Auch in Obsteig tritt BM Hermann Föger nicht mehr an. Dahinter matchen sich aus derzeitiger Sicht eine Frau und ein Mann um den Posten: Sabine Ortner gegen Elmar Partner. „Ich bin eine Wahl- und keine Ur-Obsteigerin“, sagt Ortner, die sich als Leiterin des Obsteiger Chronik-Teams einen Namen gemacht hat. Sie würde gerne die Gemeinde als Servicestelle für die Bürger aufwerten, will das Thema Nachhaltigkeit hervorstreichen und will dem Anwesen „Schneggenhausen“ eine „moderne Funktion geben“. Ortner wurde 2004 in den Gemeinderat gewählt und war gemeinsam mit Marlies Witsch die erste Frau im Obsteiger Gemeinderat.

Auch in Karrösten beginnt eine neue Ära, wenn Oswald Krabacher sein Amt abgibt. Als Bürgermeisterkandidatin hat sich dort Petra Singer am Wochenende dem Ort per Postwurf vorgestellt. Sie wird von einer breit aufgestellten Liste unterstützt, der auch der bisherige Vizebürgermeister Daniel Schöpf angehört. „Mir ist wichtig, dass in Zeiten wie diesen der Zusammenhalt im Dorf gefördert wird.“ Themen wie das geplante Gewerbegebiet als Einnahmequelle verstehen sich von selbst. „Wenn Männer und Frauen zusammenarbeiten, dann kann das schon etwas Gutes werden.“ Noch zeichnet sich in Karrösten kein Gegenkandidat ab.

Da sieht es bei der Nachfolge von Walter Schöpf in Wenns anders aus: Patrick Holzknecht übernimmt Schöpfs Liste, Robert Rundl hat sich als möglicher Konkurrent bereits gemeldet. Seit Kurzem kommt nun auch Andrea Lechleitner dazu. Sie war in der letzten Gemeinderatsperiode Vizebürgermeisterin. Derzeit bemüht sie sich um die Listenerstellung. Sie hofft auf einen „angenehmen Wahlkampf, Ideen und Meinungen sollten zählen“.

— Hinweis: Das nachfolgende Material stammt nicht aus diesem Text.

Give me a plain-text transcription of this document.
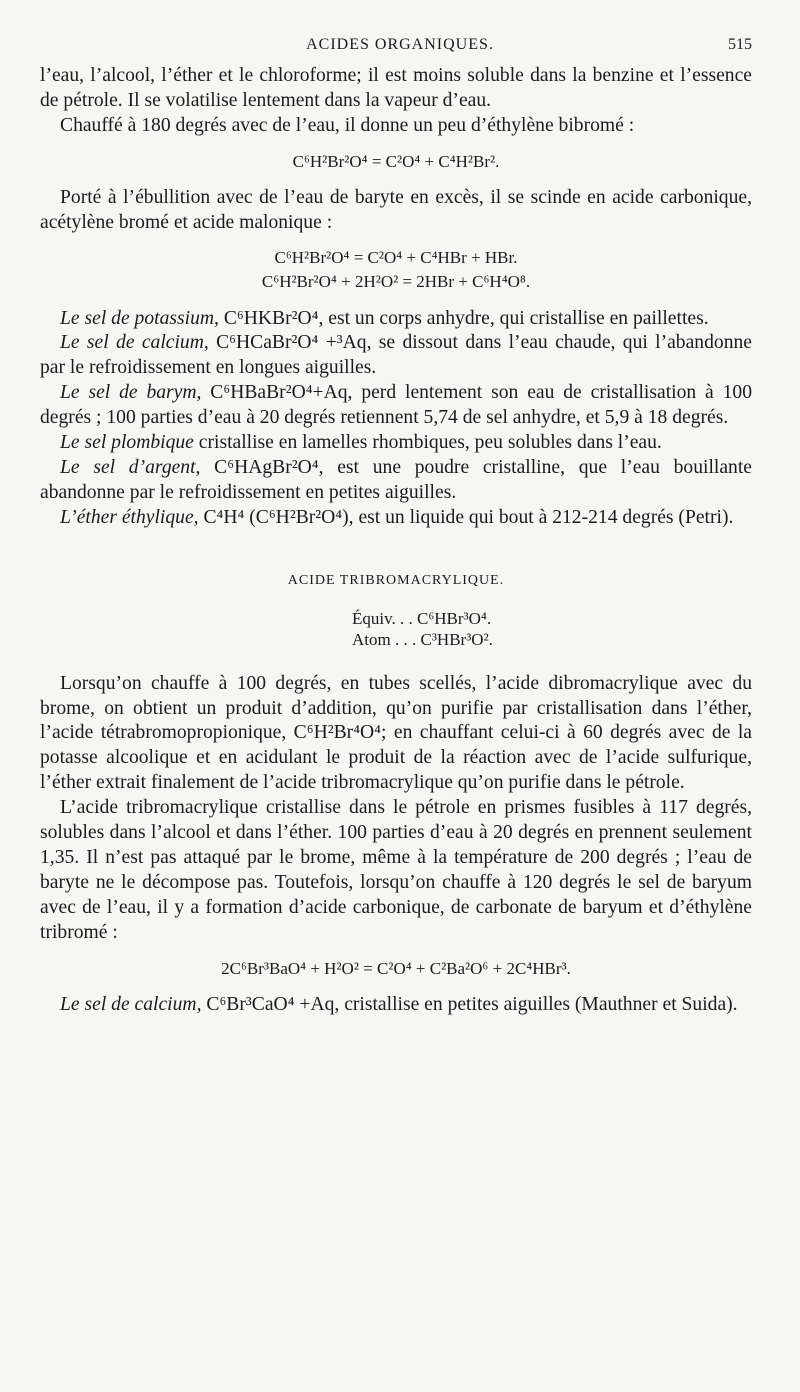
ACIDES ORGANIQUES.	515

l’eau, l’alcool, l’éther et le chloroforme; il est moins soluble dans la benzine et l’essence de pétrole. Il se volatilise lentement dans la vapeur d’eau.

Chauffé à 180 degrés avec de l’eau, il donne un peu d’éthylène bibromé :

C⁶H²Br²O⁴ = C²O⁴ + C⁴H²Br².

Porté à l’ébullition avec de l’eau de baryte en excès, il se scinde en acide carbonique, acétylène bromé et acide malonique :

C⁶H²Br²O⁴ = C²O⁴ + C⁴HBr + HBr.

C⁶H²Br²O⁴ + 2H²O² = 2HBr + C⁶H⁴O⁸.

Le sel de potassium, C⁶HKBr²O⁴, est un corps anhydre, qui cristallise en paillettes.

Le sel de calcium, C⁶HCaBr²O⁴ +³Aq, se dissout dans l’eau chaude, qui l’abandonne par le refroidissement en longues aiguilles.

Le sel de barym, C⁶HBaBr²O⁴+Aq, perd lentement son eau de cristallisation à 100 degrés ; 100 parties d’eau à 20 degrés retiennent 5,74 de sel anhydre, et 5,9 à 18 degrés.

Le sel plombique cristallise en lamelles rhombiques, peu solubles dans l’eau.

Le sel d’argent, C⁶HAgBr²O⁴, est une poudre cristalline, que l’eau bouillante abandonne par le refroidissement en petites aiguilles.

L’éther éthylique, C⁴H⁴ (C⁶H²Br²O⁴), est un liquide qui bout à 212-214 degrés (Petri).

ACIDE TRIBROMACRYLIQUE.

Équiv. . . C⁶HBr³O⁴.
Atom . . . C³HBr³O².

Lorsqu’on chauffe à 100 degrés, en tubes scellés, l’acide dibromacrylique avec du brome, on obtient un produit d’addition, qu’on purifie par cristallisation dans l’éther, l’acide tétrabromopropionique, C⁶H²Br⁴O⁴; en chauffant celui-ci à 60 degrés avec de la potasse alcoolique et en acidulant le produit de la réaction avec de l’acide sulfurique, l’éther extrait finalement de l’acide tribromacrylique qu’on purifie dans le pétrole.

L’acide tribromacrylique cristallise dans le pétrole en prismes fusibles à 117 degrés, solubles dans l’alcool et dans l’éther. 100 parties d’eau à 20 degrés en prennent seulement 1,35. Il n’est pas attaqué par le brome, même à la température de 200 degrés ; l’eau de baryte ne le décompose pas. Toutefois, lorsqu’on chauffe à 120 degrés le sel de baryum avec de l’eau, il y a formation d’acide carbonique, de carbonate de baryum et d’éthylène tribromé :

2C⁶Br³BaO⁴ + H²O² = C²O⁴ + C²Ba²O⁶ + 2C⁴HBr³.

Le sel de calcium, C⁶Br³CaO⁴ +Aq, cristallise en petites aiguilles (Mauthner et Suida).
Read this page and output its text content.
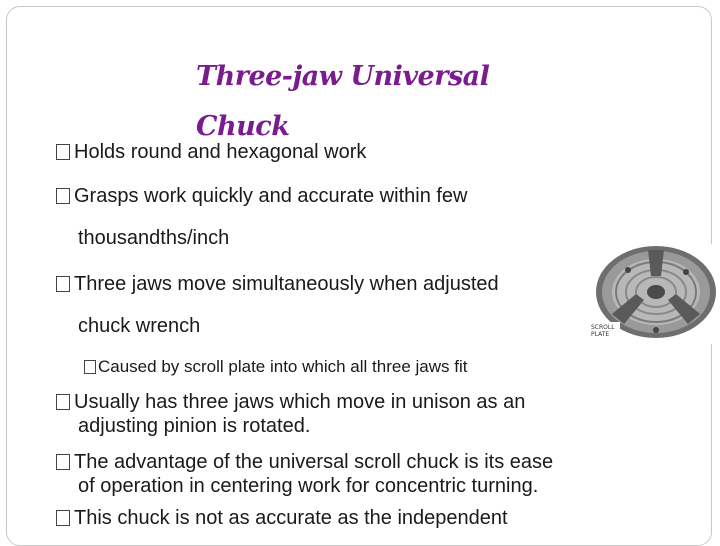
Three-jaw Universal Chuck

Holds round and hexagonal work

Grasps work quickly and accurate within few

thousandths/inch

Three jaws move simultaneously when adjusted

chuck wrench

Caused by scroll plate into which all three jaws fit

Usually has three jaws which move in unison as an

adjusting pinion is rotated.

The advantage of the universal scroll chuck is its ease

of operation in centering work for concentric turning.

This chuck is not as accurate as the independent

SCROLL PLATE
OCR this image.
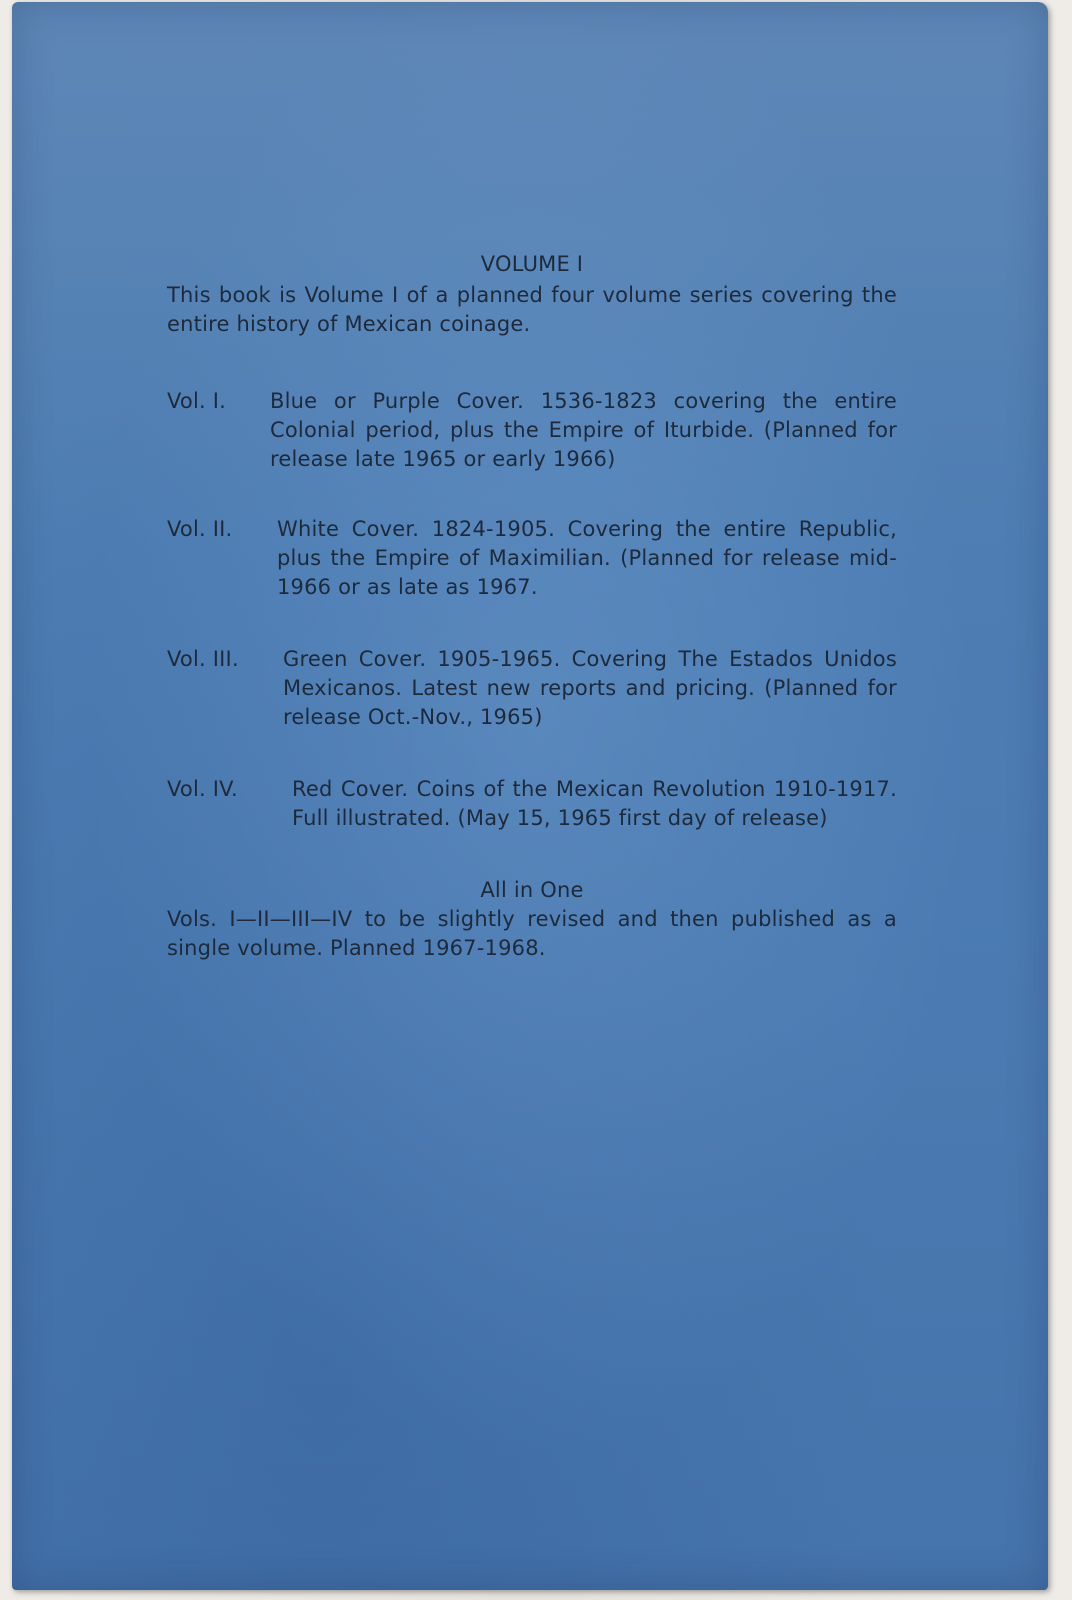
VOLUME I

This book is Volume I of a planned four volume series covering the entire history of Mexican coinage.

Vol. I.	Blue or Purple Cover. 1536-1823 covering the entire Colonial period, plus the Empire of Iturbide. (Planned for release late 1965 or early 1966)
Vol. II.	White Cover. 1824-1905. Covering the entire Republic, plus the Empire of Maximilian. (Planned for release mid-1966 or as late as 1967.
Vol. III.	Green Cover. 1905-1965. Covering The Estados Unidos Mexicanos. Latest new reports and pricing. (Planned for release Oct.-Nov., 1965)
Vol. IV.	Red Cover. Coins of the Mexican Revolution 1910-1917. Full illustrated. (May 15, 1965 first day of release)

All in One

Vols. I—II—III—IV to be slightly revised and then published as a single volume. Planned 1967-1968.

Schwieriger wird es, wenn man gegen amtierende Bürgermeister antritt. In Längenfeld bekommt BM Richard Grüner am 27. Februar Konkurrenz von Manuela Jordan. Die Gemeindebedienstete, die sich schon in der nun endenden Periode als Kontrolle gesehen hat, möchte mit ihrer Ortschef-Kandidatur freilich auch den Führungsanspruch hervorstreichen. „Ich sehe es schon so, dass ich nur kritisieren kann, wenn ich mir auch gleichzeitig dieses Amt zutraue.“

Ähnlich ist die Situation in der Bezirkshauptstadt Imst gelagert: BM Stefan Weirather erhält dort als Gegenkandidaten einige Listenführer wie Norbert Praxmarer, Richard Aichwalder, Christian Gasser, Helmut Knabl und auch Wolfgang Neururer bemüht sich mit einer eigenen Liste. Noch ein wenig unschlüssig zeigte sich zuletzt Andrea Jäger.